Einen echten Kursschwenk legen die Parteichefs in Sachen ESM hin. Bisher gibt es diesen mit 80 Milliarden Euro Bareinlagen, davon 23 Milliarden aus Deutschland, ausgestatteten Fonds, damit er pleitebedrohten Euro-Staaten in Krisensituationen unter die Arme greift. Künftig soll der ESM aber noch mehr tun können und ähnlich wie der Internationale Währungsfonds (IWF) präventiv tätig werden, um Krisen zu verhindern oder auf unvorhergesehene Finanzschocks zu reagieren. Ein neuer europäischer Währungsfonds soll entstehen, "der im Unionsrecht verankert sein sollte", heißt es im Sondierungspapier. Dieser Nebensatz hat es in sich. Denn er bedeutet nichts weniger, als dass die Kontrolle über den EWF, der durchaus ökonomisch Sinn macht, von den nationalen Regierungen auf die EU-Kommission überginge. Brüssel hätte das Initiativ- und Vorschlagsrecht darüber, was der EWF darf. Auch das will die Unionsfraktion eigentlich nicht: viel Sprengstoff für die künftige Groko.

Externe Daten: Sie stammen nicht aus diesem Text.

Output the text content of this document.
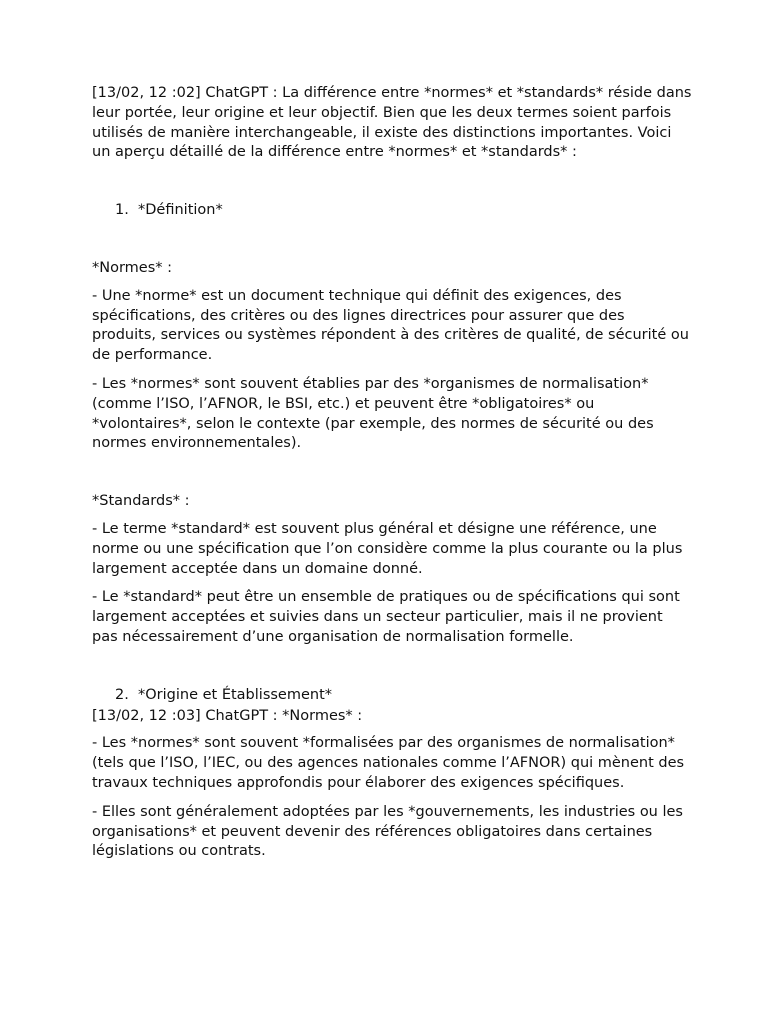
[13/02, 12 :02] ChatGPT : La différence entre *normes* et *standards* réside dans leur portée, leur origine et leur objectif. Bien que les deux termes soient parfois utilisés de manière interchangeable, il existe des distinctions importantes. Voici un aperçu détaillé de la différence entre *normes* et *standards* :

1. *Définition*

*Normes* :

- Une *norme* est un document technique qui définit des exigences, des spécifications, des critères ou des lignes directrices pour assurer que des produits, services ou systèmes répondent à des critères de qualité, de sécurité ou de performance.

- Les *normes* sont souvent établies par des *organismes de normalisation* (comme l’ISO, l’AFNOR, le BSI, etc.) et peuvent être *obligatoires* ou *volontaires*, selon le contexte (par exemple, des normes de sécurité ou des normes environnementales).

*Standards* :

- Le terme *standard* est souvent plus général et désigne une référence, une norme ou une spécification que l’on considère comme la plus courante ou la plus largement acceptée dans un domaine donné.

- Le *standard* peut être un ensemble de pratiques ou de spécifications qui sont largement acceptées et suivies dans un secteur particulier, mais il ne provient pas nécessairement d’une organisation de normalisation formelle.

2. *Origine et Établissement*

[13/02, 12 :03] ChatGPT : *Normes* :

- Les *normes* sont souvent *formalisées par des organismes de normalisation* (tels que l’ISO, l’IEC, ou des agences nationales comme l’AFNOR) qui mènent des travaux techniques approfondis pour élaborer des exigences spécifiques.

- Elles sont généralement adoptées par les *gouvernements, les industries ou les organisations* et peuvent devenir des références obligatoires dans certaines législations ou contrats.
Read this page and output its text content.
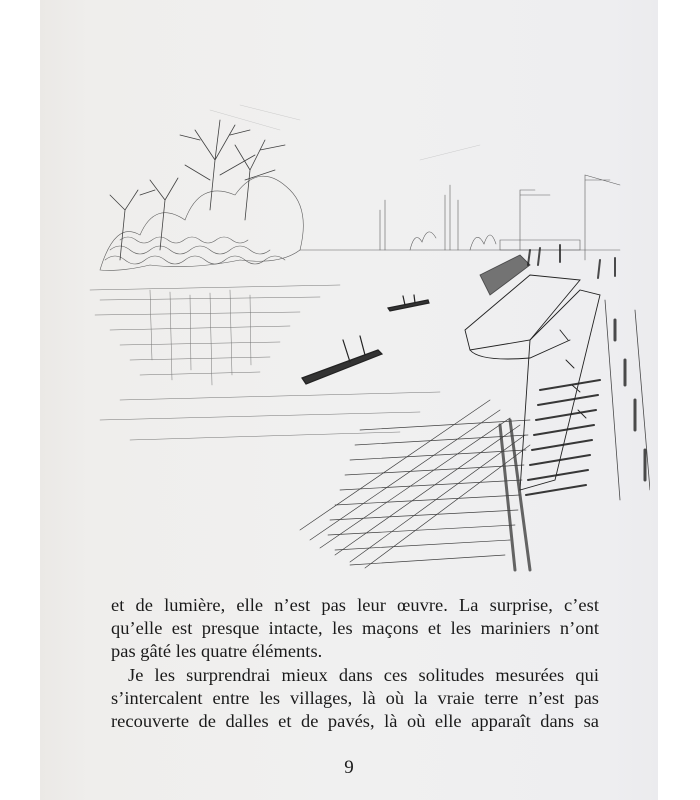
et de lumière, elle n’est pas leur œuvre. La surprise, c’est
qu’elle est presque intacte, les maçons et les mariniers n’ont
pas gâté les quatre éléments.
Je les surprendrai mieux dans ces solitudes mesurées qui
s’intercalent entre les villages, là où la vraie terre n’est pas
recouverte de dalles et de pavés, là où elle apparaît dans sa
9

Schäuble hätte weder einen neuen Geldtopf für die Euro-Zone für nötig gehalten - noch hätte er der Verankerung eines EWF im Unionsrecht seinen Segen gegeben. Für den früheren Finanzminister war aus verfassungsrechtlichen, aber auch aus ökonomischen Gründen klar, dass Deutschland die Kontrolle über alle seine Haushaltsmittel nicht verlieren darf. Eine Transferunion kam für ihn nicht infrage. Dabei konnte Schäuble durchaus praktisch argumentieren. Es gebe bereits viele Möglichkeiten zur Finanzierung von mehr Investitionen - neben dem EU-Haushalt stehe der Juncker-Fonds oder die Europäische Investitionsbank bereit. Ob und wofür noch mehr Geld nötig sei, erschließe sich ihm nicht. Mancher fordert aus makroökonomischen Gründen mehr Investitionen, der Zweite aus strukturellen Gründen, der Dritte aus sozialen. Mangels planungsreifer Projekte werde bisher nicht einmal das im EU-Haushalt vorhandene Geld ausgegeben, so Schäuble. Er behielt recht: Deutschland bekam 2017 die Rekordsumme von fast sieben Milliarden aus Brüssel zurückerstattet.